Listing 1: Database Monitoring

01 #! /bin/sh
02
03 while true
04 do
05
06 zeit=$(date +%d.%m.%y\ %H:%M\ )
07
08 psql -U monitor -d monitor -c "select * from watch;"
09
10 if [ $? -eq 2 ];
11
12     then
13
14     echo "$time: Database is not accessible! ****************" >> dba.log
15     /usr/local/etc/rc.d/002pgsql.sh start
16     sleep 15
17     psql -U monitor -d monitor -c "select * from watch;"
18
19     if [ $? -eq 0 ];
20
21        then
22
23        echo "$time: Database online!  +++++++++" >> dba.log
24
25     else
26
27        echo "$time: Database: serious error! ***************" >> dba.log
28        echo "$time:         Unable to restart! ****************" >> dba.log
29        while true
30        do
31        psql -U monitor -d monitor -c "select * from watch;"
32
33        if [ $? -eq 0 ];
34
35        then
36
37        time=$(date +%d.%m.%y\ %H:%M\ )
38        echo "$time: Database online! +++++++++" >> dba.log
39        break
40
41        fi
42        sleep 15
43        done
44
45     fi
46
47 fi
48 sleep 15
49
50 done
After starting, the script outputs the log at the console: availability, error, restart, database running.
Figure 1: After starting, the script outputs the log at the console: availability, error, restart, database running.

Printer Restart

The second sample script relates to the printing service. The one shown here is taken from a production example, in which the cupsd server has an unknown problem with a network printer. The printer was disabled time and time again, causing no end of frustration to users and unnecessary work for the system admins. The shell script shown in Listing 2 doesn't output messages; instead, it simply restarts the service. Either run these scripts manually (for a temporary fix or quick check) or as RC scripts.

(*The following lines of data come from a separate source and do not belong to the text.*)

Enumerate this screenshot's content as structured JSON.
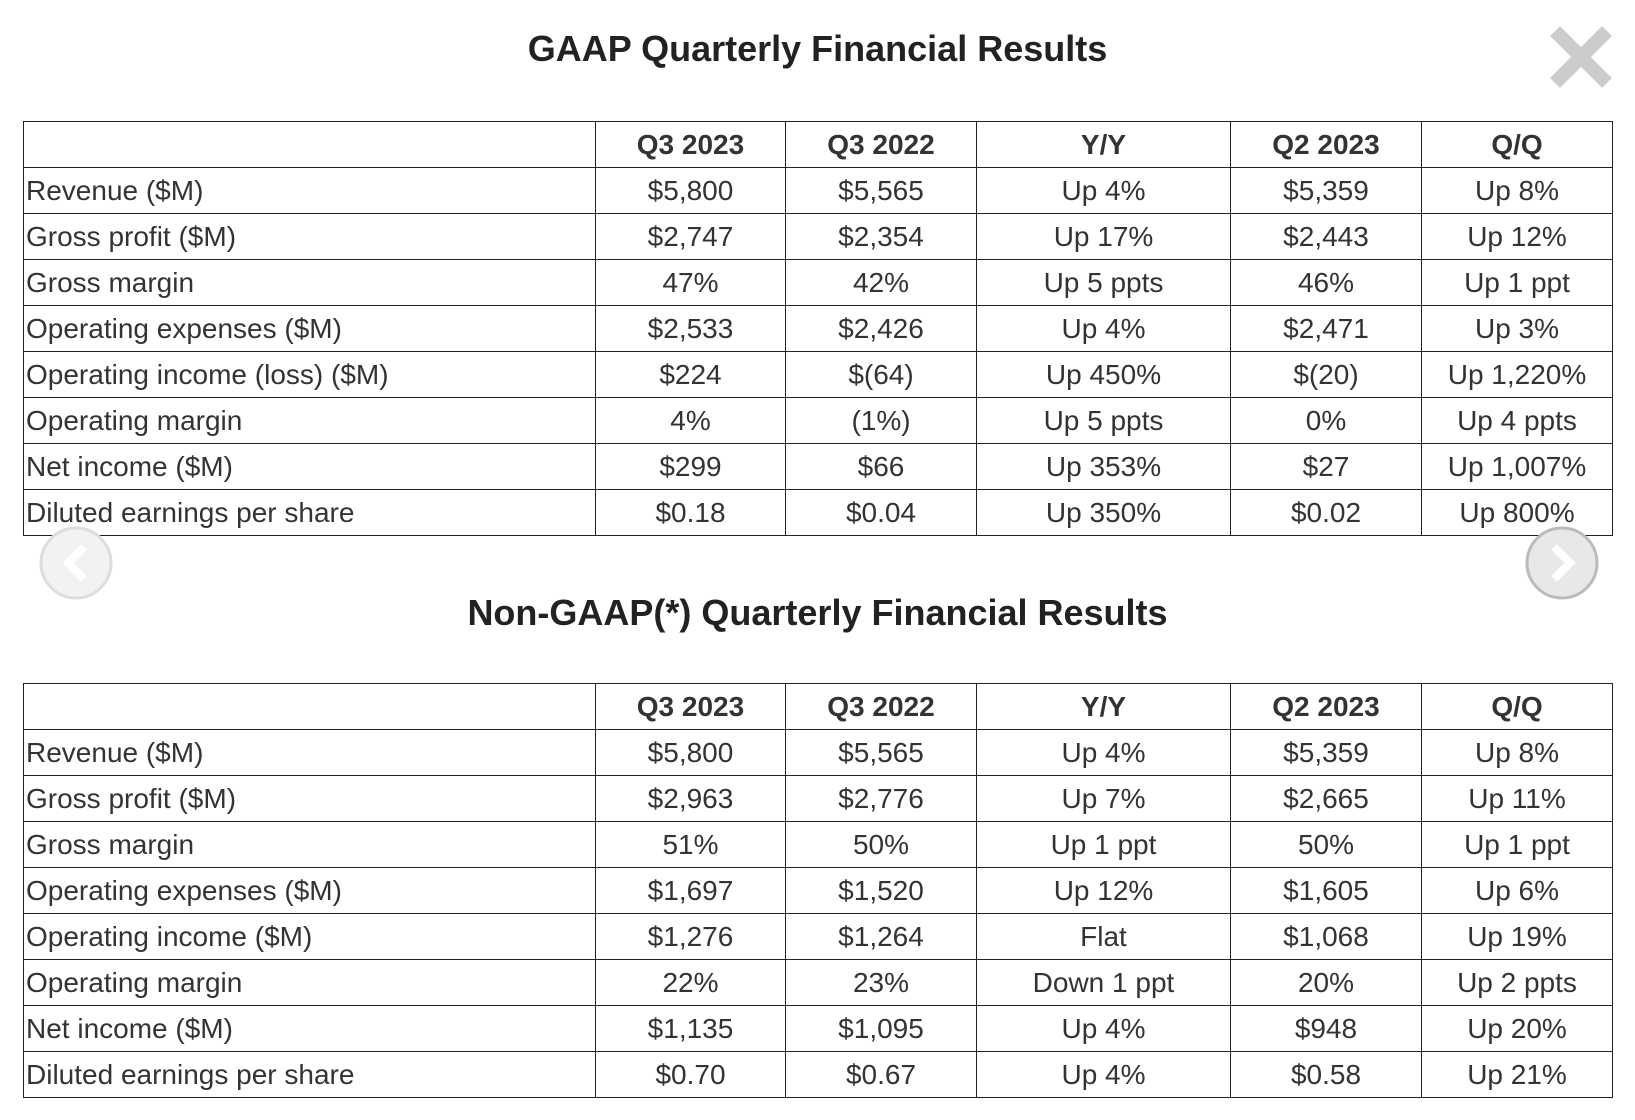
{
  "tables": [
    {
      "title": "GAAP Quarterly Financial Results",
      "columns": [
        "Q3 2023",
        "Q3 2022",
        "Y/Y",
        "Q2 2023",
        "Q/Q"
      ],
      "rows": [
        [
          "Revenue ($M)",
          "$5,800",
          "$5,565",
          "Up 4%",
          "$5,359",
          "Up 8%"
        ],
        [
          "Gross profit ($M)",
          "$2,747",
          "$2,354",
          "Up 17%",
          "$2,443",
          "Up 12%"
        ],
        [
          "Gross margin",
          "47%",
          "42%",
          "Up 5 ppts",
          "46%",
          "Up 1 ppt"
        ],
        [
          "Operating expenses ($M)",
          "$2,533",
          "$2,426",
          "Up 4%",
          "$2,471",
          "Up 3%"
        ],
        [
          "Operating income (loss) ($M)",
          "$224",
          "$(64)",
          "Up 450%",
          "$(20)",
          "Up 1,220%"
        ],
        [
          "Operating margin",
          "4%",
          "(1%)",
          "Up 5 ppts",
          "0%",
          "Up 4 ppts"
        ],
        [
          "Net income ($M)",
          "$299",
          "$66",
          "Up 353%",
          "$27",
          "Up 1,007%"
        ],
        [
          "Diluted earnings per share",
          "$0.18",
          "$0.04",
          "Up 350%",
          "$0.02",
          "Up 800%"
        ]
      ]
    },
    {
      "title": "Non-GAAP(*) Quarterly Financial Results",
      "columns": [
        "Q3 2023",
        "Q3 2022",
        "Y/Y",
        "Q2 2023",
        "Q/Q"
      ],
      "rows": [
        [
          "Revenue ($M)",
          "$5,800",
          "$5,565",
          "Up 4%",
          "$5,359",
          "Up 8%"
        ],
        [
          "Gross profit ($M)",
          "$2,963",
          "$2,776",
          "Up 7%",
          "$2,665",
          "Up 11%"
        ],
        [
          "Gross margin",
          "51%",
          "50%",
          "Up 1 ppt",
          "50%",
          "Up 1 ppt"
        ],
        [
          "Operating expenses ($M)",
          "$1,697",
          "$1,520",
          "Up 12%",
          "$1,605",
          "Up 6%"
        ],
        [
          "Operating income ($M)",
          "$1,276",
          "$1,264",
          "Flat",
          "$1,068",
          "Up 19%"
        ],
        [
          "Operating margin",
          "22%",
          "23%",
          "Down 1 ppt",
          "20%",
          "Up 2 ppts"
        ],
        [
          "Net income ($M)",
          "$1,135",
          "$1,095",
          "Up 4%",
          "$948",
          "Up 20%"
        ],
        [
          "Diluted earnings per share",
          "$0.70",
          "$0.67",
          "Up 4%",
          "$0.58",
          "Up 21%"
        ]
      ]
    }
  ]
}
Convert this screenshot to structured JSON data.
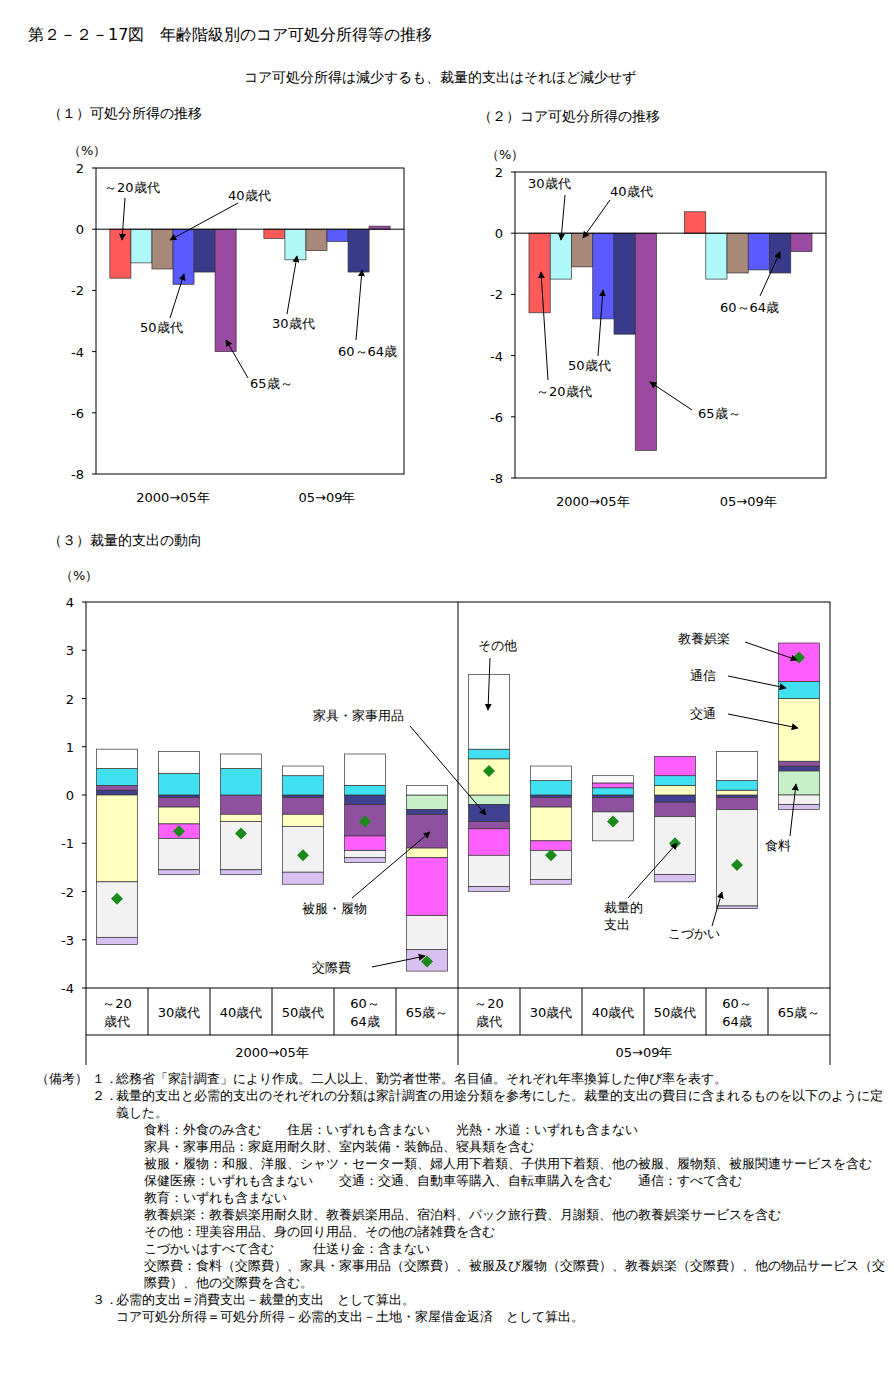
{
  "title": "第２－２－17図　年齢階級別のコア可処分所得等の推移",
  "subtitle": "コア可処分所得は減少するも、裁量的支出はそれほど減少せず",
  "chart_data": [
    {
      "type": "bar",
      "title": "（１）可処分所得の推移",
      "y_label": "（%）",
      "categories": [
        "2000→05年",
        "05→09年"
      ],
      "series": [
        {
          "name": "～20歳代",
          "color": "#ff5a5a",
          "values": [
            -1.6,
            -0.3
          ]
        },
        {
          "name": "30歳代",
          "color": "#b0f8f8",
          "values": [
            -1.1,
            -1.0
          ]
        },
        {
          "name": "40歳代",
          "color": "#a88878",
          "values": [
            -1.3,
            -0.7
          ]
        },
        {
          "name": "50歳代",
          "color": "#5a5aff",
          "values": [
            -1.8,
            -0.4
          ]
        },
        {
          "name": "60～64歳",
          "color": "#3a3a8a",
          "values": [
            -1.4,
            -1.4
          ]
        },
        {
          "name": "65歳～",
          "color": "#9a4aa0",
          "values": [
            -4.0,
            0.1
          ]
        }
      ],
      "ylim": [
        -8,
        2
      ],
      "yticks": [
        -8,
        -6,
        -4,
        -2,
        0,
        2
      ],
      "grid": false
    },
    {
      "type": "bar",
      "title": "（２）コア可処分所得の推移",
      "y_label": "（%）",
      "categories": [
        "2000→05年",
        "05→09年"
      ],
      "series": [
        {
          "name": "～20歳代",
          "color": "#ff5a5a",
          "values": [
            -2.6,
            0.7
          ]
        },
        {
          "name": "30歳代",
          "color": "#b0f8f8",
          "values": [
            -1.5,
            -1.5
          ]
        },
        {
          "name": "40歳代",
          "color": "#a88878",
          "values": [
            -1.1,
            -1.3
          ]
        },
        {
          "name": "50歳代",
          "color": "#5a5aff",
          "values": [
            -2.8,
            -1.2
          ]
        },
        {
          "name": "60～64歳",
          "color": "#3a3a8a",
          "values": [
            -3.3,
            -1.3
          ]
        },
        {
          "name": "65歳～",
          "color": "#9a4aa0",
          "values": [
            -7.1,
            -0.6
          ]
        }
      ],
      "ylim": [
        -8,
        2
      ],
      "yticks": [
        -8,
        -6,
        -4,
        -2,
        0,
        2
      ],
      "grid": false
    },
    {
      "type": "bar",
      "stacked": true,
      "title": "（３）裁量的支出の動向",
      "y_label": "（%）",
      "categories": [
        "～20\n歳代",
        "30歳代",
        "40歳代",
        "50歳代",
        "60～\n64歳",
        "65歳～",
        "～20\n歳代",
        "30歳代",
        "40歳代",
        "50歳代",
        "60～\n64歳",
        "65歳～"
      ],
      "group_labels": [
        "2000→05年",
        "05→09年"
      ],
      "series": [
        {
          "name": "食料",
          "color": "#c8f0c8",
          "values": [
            0,
            0,
            0,
            0,
            0,
            -0.3,
            -0.2,
            0,
            0,
            0,
            0,
            0.5
          ]
        },
        {
          "name": "家具・家事用品",
          "color": "#404090",
          "values": [
            0.1,
            -0.05,
            0,
            -0.05,
            -0.2,
            -0.1,
            -0.35,
            -0.05,
            -0.05,
            -0.15,
            -0.05,
            0.1
          ]
        },
        {
          "name": "被服・履物",
          "color": "#9050a0",
          "values": [
            0.1,
            -0.2,
            -0.4,
            -0.35,
            -0.65,
            -0.7,
            -0.15,
            -0.2,
            -0.3,
            -0.3,
            -0.25,
            0.1
          ]
        },
        {
          "name": "交通",
          "color": "#ffffc0",
          "values": [
            -1.8,
            -0.35,
            -0.15,
            -0.25,
            0,
            -0.2,
            0.75,
            -0.7,
            0,
            0.2,
            0.1,
            1.3
          ]
        },
        {
          "name": "通信",
          "color": "#40e0f0",
          "values": [
            0.35,
            0.45,
            0.55,
            0.4,
            0.2,
            0,
            0.2,
            0.3,
            0.15,
            0.2,
            0.2,
            0.35
          ]
        },
        {
          "name": "教養娯楽",
          "color": "#ff60ff",
          "values": [
            0,
            -0.3,
            0,
            0,
            -0.3,
            -1.2,
            -0.55,
            -0.2,
            0.1,
            0.4,
            0,
            0.8
          ]
        },
        {
          "name": "その他",
          "color": "#ffffff",
          "values": [
            0.4,
            0.45,
            0.3,
            0.2,
            0.65,
            0.2,
            1.55,
            0.3,
            0.15,
            0,
            0.6,
            0
          ]
        },
        {
          "name": "こづかい",
          "color": "#f2f2f2",
          "values": [
            -1.15,
            -0.65,
            -1.0,
            -0.95,
            -0.15,
            -0.7,
            -0.65,
            -0.6,
            -0.6,
            -1.2,
            -2.0,
            -0.2
          ]
        },
        {
          "name": "交際費",
          "color": "#d8c0f0",
          "values": [
            -0.15,
            -0.1,
            -0.1,
            -0.25,
            -0.1,
            -0.45,
            -0.1,
            -0.1,
            0,
            -0.15,
            -0.05,
            -0.1
          ]
        },
        {
          "name": "裁量的\n支出",
          "type": "scatter",
          "marker": "diamond",
          "color": "#1a8a1a",
          "values": [
            -2.15,
            -0.75,
            -0.8,
            -1.25,
            -0.55,
            -3.45,
            0.5,
            -1.25,
            -0.55,
            -1.0,
            -1.45,
            2.85
          ]
        }
      ],
      "ylim": [
        -4,
        4
      ],
      "yticks": [
        -4,
        -3,
        -2,
        -1,
        0,
        1,
        2,
        3,
        4
      ],
      "grid": false
    }
  ],
  "notes": {
    "label": "（備考）",
    "items": [
      {
        "number": "１．",
        "lines": [
          "総務省「家計調査」により作成。二人以上、勤労者世帯。名目値。それぞれ年率換算した伸び率を表す。"
        ],
        "definitions": []
      },
      {
        "number": "２．",
        "lines": [
          "裁量的支出と必需的支出のそれぞれの分類は家計調査の用途分類を参考にした。裁量的支出の費目に含まれるものを以下のように定義した。"
        ],
        "definitions": [
          "食料：外食のみ含む　　住居：いずれも含まない　　光熱・水道：いずれも含まない",
          "家具・家事用品：家庭用耐久財、室内装備・装飾品、寝具類を含む",
          "被服・履物：和服、洋服、シャツ・セーター類、婦人用下着類、子供用下着類、他の被服、履物類、被服関連サービスを含む",
          "保健医療：いずれも含まない　　交通：交通、自動車等購入、自転車購入を含む　　通信：すべて含む",
          "教育：いずれも含まない",
          "教養娯楽：教養娯楽用耐久財、教養娯楽用品、宿泊料、パック旅行費、月謝類、他の教養娯楽サービスを含む",
          "その他：理美容用品、身の回り用品、その他の諸雑費を含む",
          "こづかいはすべて含む　　　仕送り金：含まない",
          "交際費：食料（交際費）、家具・家事用品（交際費）、被服及び履物（交際費）、教養娯楽（交際費）、他の物品サービス（交際費）、他の交際費を含む。"
        ]
      },
      {
        "number": "３．",
        "lines": [
          "必需的支出＝消費支出－裁量的支出　として算出。",
          "コア可処分所得＝可処分所得－必需的支出－土地・家屋借金返済　として算出。"
        ],
        "definitions": []
      }
    ]
  }
}
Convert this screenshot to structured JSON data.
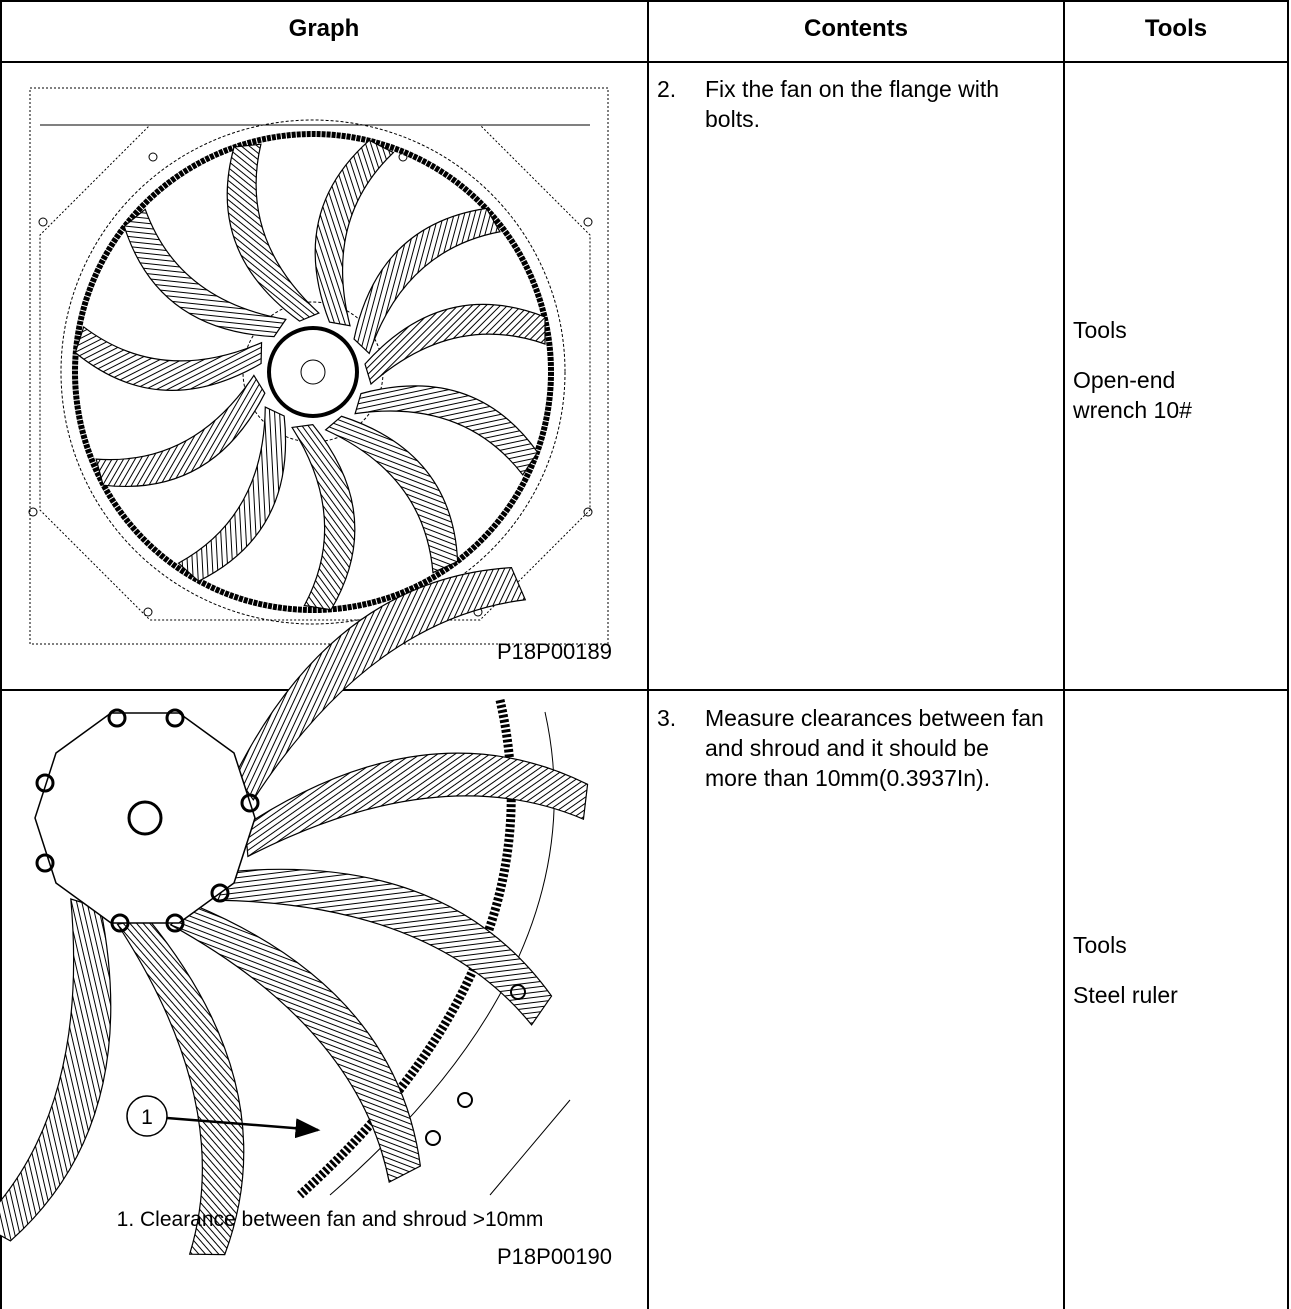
{
  "header": [
    "Graph",
    "Contents",
    "Tools"
  ],
  "rows": [
    {
      "image_label": "P18P00189",
      "step": "2.",
      "content": "Fix the fan on the flange with bolts.",
      "tools_heading": "Tools",
      "tools": "Open-end wrench 10#"
    },
    {
      "callout": "1",
      "caption": "1. Clearance between fan and shroud >10mm",
      "image_label": "P18P00190",
      "step": "3.",
      "content": "Measure clearances between fan and shroud and it should be more than 10mm(0.3937In).",
      "tools_heading": "Tools",
      "tools": "Steel ruler"
    }
  ]
}
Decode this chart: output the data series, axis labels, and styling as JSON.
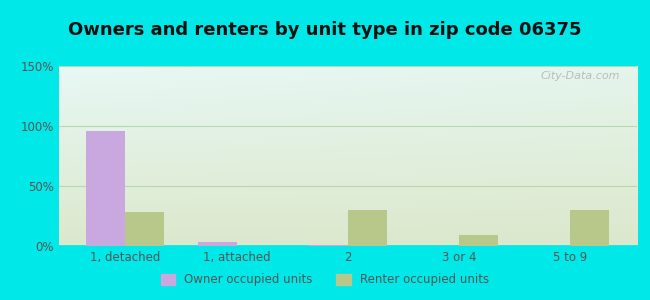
{
  "title": "Owners and renters by unit type in zip code 06375",
  "categories": [
    "1, detached",
    "1, attached",
    "2",
    "3 or 4",
    "5 to 9"
  ],
  "owner_values": [
    96,
    3,
    1,
    0,
    0
  ],
  "renter_values": [
    28,
    0,
    30,
    9,
    30
  ],
  "owner_color": "#c9a8e0",
  "renter_color": "#b8c88a",
  "ylim": [
    0,
    150
  ],
  "yticks": [
    0,
    50,
    100,
    150
  ],
  "ytick_labels": [
    "0%",
    "50%",
    "100%",
    "150%"
  ],
  "outer_bg": "#00e8e8",
  "grad_top_left": "#e8f8f5",
  "grad_bottom_right": "#dce8cc",
  "bar_width": 0.35,
  "title_fontsize": 13,
  "watermark": "City-Data.com",
  "tick_color": "#555555",
  "grid_color": "#b8d8b0",
  "title_color": "#111111"
}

Listing 2: CUPS Monitoring

01 #! /bin/sh
02
03 while true
04 do
05
06 lpq -Plp | grep -q "lp is ready"
07
08 if [ $? -gt 0 ]
09    then
10    cupsenable lp
11 fi
12
13 sleep 15
14
15 done

Conclusions

Administrators don't need a complex monitoring framework that covers every aspect of the environment and has a multi-week learning curve. With some scripting know-how, you can easily create your own shell scripts to monitor server daemon processes and restart them autonomously if so desired. The use of shell scripts to monitor daemons and other system functions is by no means restricted to small embedded systems. With scripts tailored to match your requirements, you can establish your own troubleshooting arsenal.